We ended our day with a trip to Chinatown’s R&G Lounge for some traditional Cantonese cuisine. We were specifically looking for Peking duck and deep fried crab.

The two-story restaurant was crammed full and we were shown downstairs into the basement where I felt like we were inside someone’s old home. Tables squished together full of families in all forms of dress, paper lamps and colorful murals on the wall, gilded mirrors all around and tons of happily smacking lips.

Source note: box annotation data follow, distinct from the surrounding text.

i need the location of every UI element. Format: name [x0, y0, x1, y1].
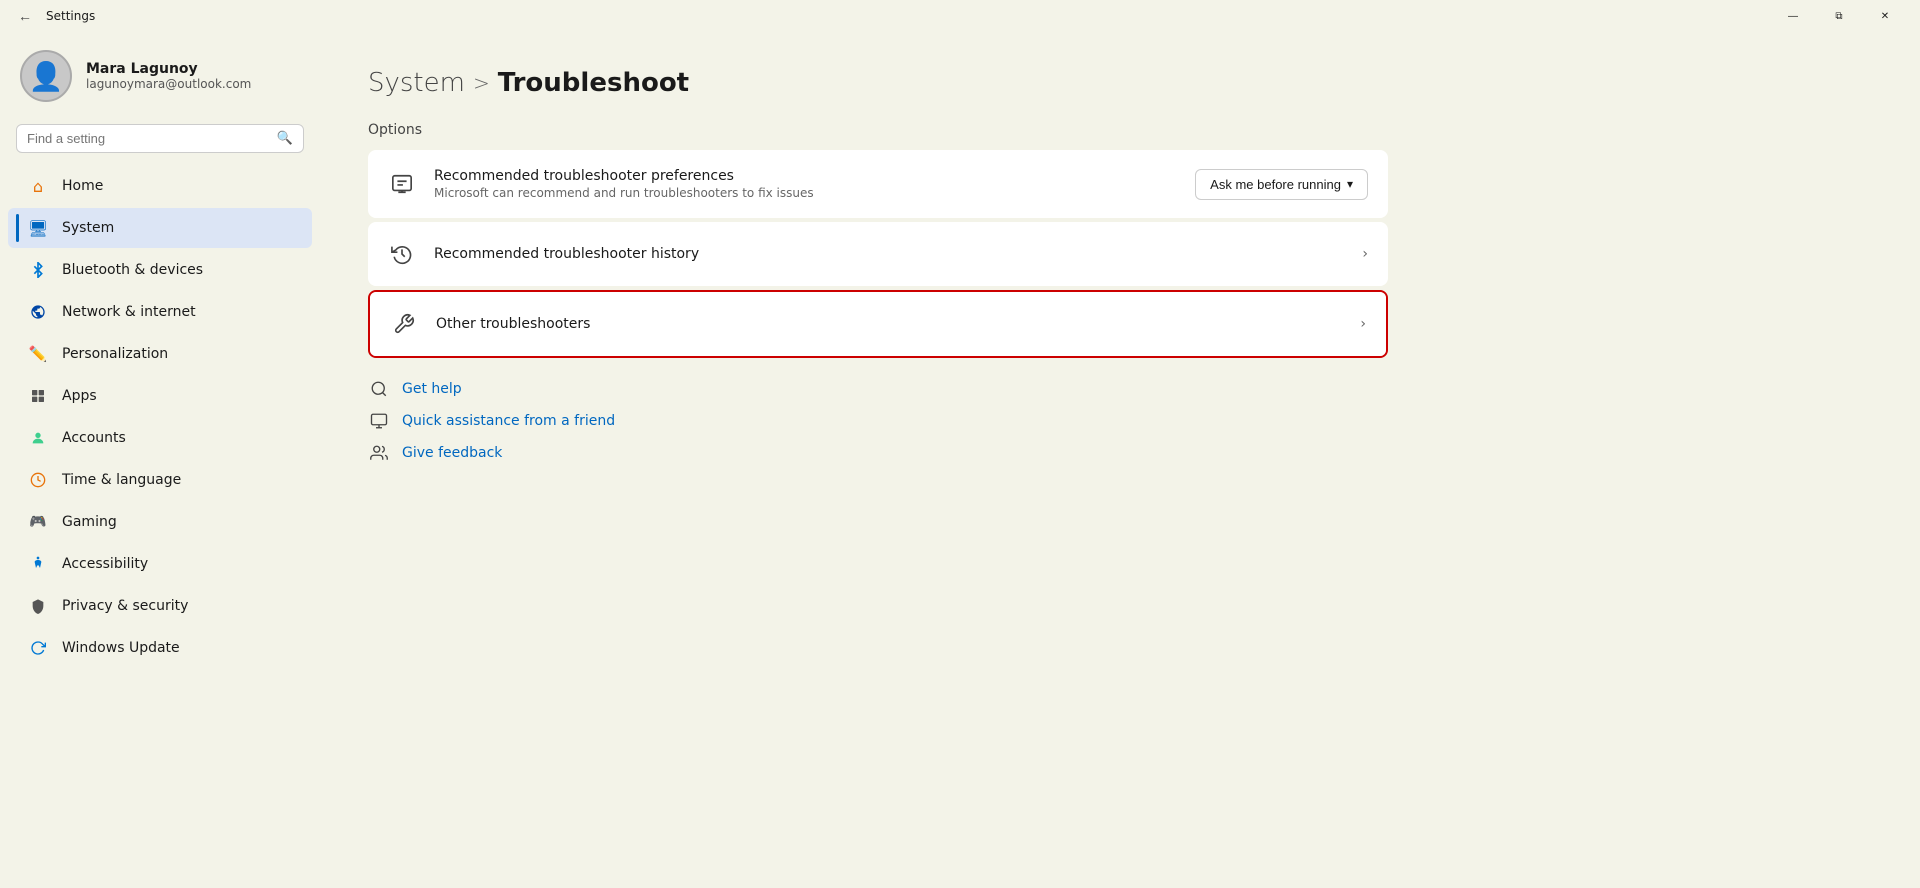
- other-troubleshooters-title: Other troubleshooters: [436, 316, 1342, 332]
- sidebar-item-apps[interactable]: Apps: [8, 376, 312, 416]
- restore-button[interactable]: ⧉: [1816, 0, 1862, 32]
- breadcrumb-separator: >: [473, 71, 490, 95]
- recommended-prefs-item[interactable]: Recommended troubleshooter preferences M…: [368, 150, 1388, 218]
- search-icon: 🔍: [277, 131, 293, 146]
- wrench-icon: [390, 310, 418, 338]
- user-section: 👤 Mara Lagunoy lagunoymara@outlook.com: [0, 32, 320, 120]
- privacy-icon: [28, 596, 48, 616]
- sidebar-item-gaming[interactable]: 🎮 Gaming: [8, 502, 312, 542]
- get-help-link[interactable]: Get help: [368, 378, 1872, 400]
- sidebar-item-update[interactable]: Windows Update: [8, 628, 312, 668]
- other-troubleshooters-card: Other troubleshooters ›: [368, 290, 1388, 358]
- search-box[interactable]: 🔍: [16, 124, 304, 153]
- sidebar-item-label-system: System: [62, 220, 114, 236]
- sidebar-item-label-apps: Apps: [62, 388, 97, 404]
- give-feedback-link[interactable]: Give feedback: [368, 442, 1872, 464]
- sidebar-item-label-accessibility: Accessibility: [62, 556, 148, 572]
- sidebar-item-label-gaming: Gaming: [62, 514, 117, 530]
- sidebar-item-label-home: Home: [62, 178, 103, 194]
- user-email: lagunoymara@outlook.com: [86, 77, 251, 91]
- options-label: Options: [368, 122, 1872, 138]
- get-help-label: Get help: [402, 381, 462, 397]
- sidebar-item-label-accounts: Accounts: [62, 430, 126, 446]
- chevron-right-other-icon: ›: [1360, 316, 1366, 332]
- sidebar-item-time[interactable]: Time & language: [8, 460, 312, 500]
- back-button[interactable]: ←: [12, 6, 38, 26]
- recommended-history-text: Recommended troubleshooter history: [434, 246, 1344, 262]
- breadcrumb: System > Troubleshoot: [368, 68, 1872, 98]
- sidebar-item-label-personalization: Personalization: [62, 346, 168, 362]
- sidebar-item-system[interactable]: 🖥 System: [8, 208, 312, 248]
- app-body: 👤 Mara Lagunoy lagunoymara@outlook.com 🔍…: [0, 32, 1920, 888]
- user-name: Mara Lagunoy: [86, 61, 251, 77]
- time-icon: [28, 470, 48, 490]
- bluetooth-icon: [28, 260, 48, 280]
- recommended-prefs-action: Ask me before running ▾: [1195, 169, 1368, 200]
- troubleshooter-prefs-icon: [388, 170, 416, 198]
- update-icon: [28, 638, 48, 658]
- sidebar-item-label-network: Network & internet: [62, 304, 196, 320]
- avatar-icon: 👤: [29, 60, 64, 93]
- history-icon: [388, 240, 416, 268]
- sidebar-item-network[interactable]: Network & internet: [8, 292, 312, 332]
- personalization-icon: ✏️: [28, 344, 48, 364]
- gaming-icon: 🎮: [28, 512, 48, 532]
- quick-assistance-label: Quick assistance from a friend: [402, 413, 615, 429]
- titlebar-left: ← Settings: [12, 6, 95, 26]
- accounts-icon: [28, 428, 48, 448]
- chevron-down-icon: ▾: [1347, 177, 1353, 191]
- system-icon: 🖥: [28, 218, 48, 238]
- minimize-button[interactable]: —: [1770, 0, 1816, 32]
- dropdown-label: Ask me before running: [1210, 177, 1341, 192]
- sidebar-item-accounts[interactable]: Accounts: [8, 418, 312, 458]
- sidebar-item-privacy[interactable]: Privacy & security: [8, 586, 312, 626]
- breadcrumb-current: Troubleshoot: [498, 68, 689, 98]
- titlebar: ← Settings — ⧉ ✕: [0, 0, 1920, 32]
- accessibility-icon: [28, 554, 48, 574]
- quick-assistance-link[interactable]: Quick assistance from a friend: [368, 410, 1872, 432]
- titlebar-controls: — ⧉ ✕: [1770, 0, 1908, 32]
- other-troubleshooters-item[interactable]: Other troubleshooters ›: [370, 292, 1386, 356]
- recommended-prefs-subtitle: Microsoft can recommend and run troubles…: [434, 186, 1177, 200]
- ask-before-running-dropdown[interactable]: Ask me before running ▾: [1195, 169, 1368, 200]
- give-feedback-label: Give feedback: [402, 445, 502, 461]
- sidebar-item-bluetooth[interactable]: Bluetooth & devices: [8, 250, 312, 290]
- quick-assistance-icon: [368, 410, 390, 432]
- give-feedback-icon: [368, 442, 390, 464]
- recommended-history-item[interactable]: Recommended troubleshooter history ›: [368, 222, 1388, 286]
- sidebar-item-label-update: Windows Update: [62, 640, 180, 656]
- sidebar-item-label-time: Time & language: [62, 472, 181, 488]
- breadcrumb-system: System: [368, 68, 465, 98]
- chevron-right-icon: ›: [1362, 246, 1368, 262]
- sidebar-item-home[interactable]: ⌂ Home: [8, 166, 312, 206]
- sidebar: 👤 Mara Lagunoy lagunoymara@outlook.com 🔍…: [0, 32, 320, 888]
- sidebar-item-label-privacy: Privacy & security: [62, 598, 188, 614]
- recommended-history-card: Recommended troubleshooter history ›: [368, 222, 1388, 286]
- user-info: Mara Lagunoy lagunoymara@outlook.com: [86, 61, 251, 91]
- recommended-history-action: ›: [1362, 246, 1368, 262]
- other-troubleshooters-text: Other troubleshooters: [436, 316, 1342, 332]
- main-content: System > Troubleshoot Options Recommende…: [320, 32, 1920, 888]
- other-troubleshooters-action: ›: [1360, 316, 1366, 332]
- sidebar-item-accessibility[interactable]: Accessibility: [8, 544, 312, 584]
- apps-icon: [28, 386, 48, 406]
- titlebar-title: Settings: [46, 9, 95, 23]
- get-help-icon: [368, 378, 390, 400]
- close-button[interactable]: ✕: [1862, 0, 1908, 32]
- search-input[interactable]: [27, 131, 269, 146]
- help-links: Get help Quick assistance from a friend: [368, 378, 1872, 464]
- recommended-history-title: Recommended troubleshooter history: [434, 246, 1344, 262]
- network-icon: [28, 302, 48, 322]
- recommended-prefs-text: Recommended troubleshooter preferences M…: [434, 168, 1177, 200]
- recommended-prefs-card: Recommended troubleshooter preferences M…: [368, 150, 1388, 218]
- sidebar-item-label-bluetooth: Bluetooth & devices: [62, 262, 203, 278]
- avatar: 👤: [20, 50, 72, 102]
- sidebar-item-personalization[interactable]: ✏️ Personalization: [8, 334, 312, 374]
- recommended-prefs-title: Recommended troubleshooter preferences: [434, 168, 1177, 184]
- home-icon: ⌂: [28, 176, 48, 196]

The duck was sweet and came with homemade buns but the crab was the treat of the evening with its pepper and salt simplified glory, fried whole and with a head shell stuffed with fried brains (eyeballs included as you can see above) and other dirty parts favored by my dining mate. We both needed a bath when we left, hands sore from cracking claws and full of juice all over our clothes.

We were obviously sated and hungry for more because our Asian experience didn’t end there but would carry over to the next day as we went on the hunt for Japanese.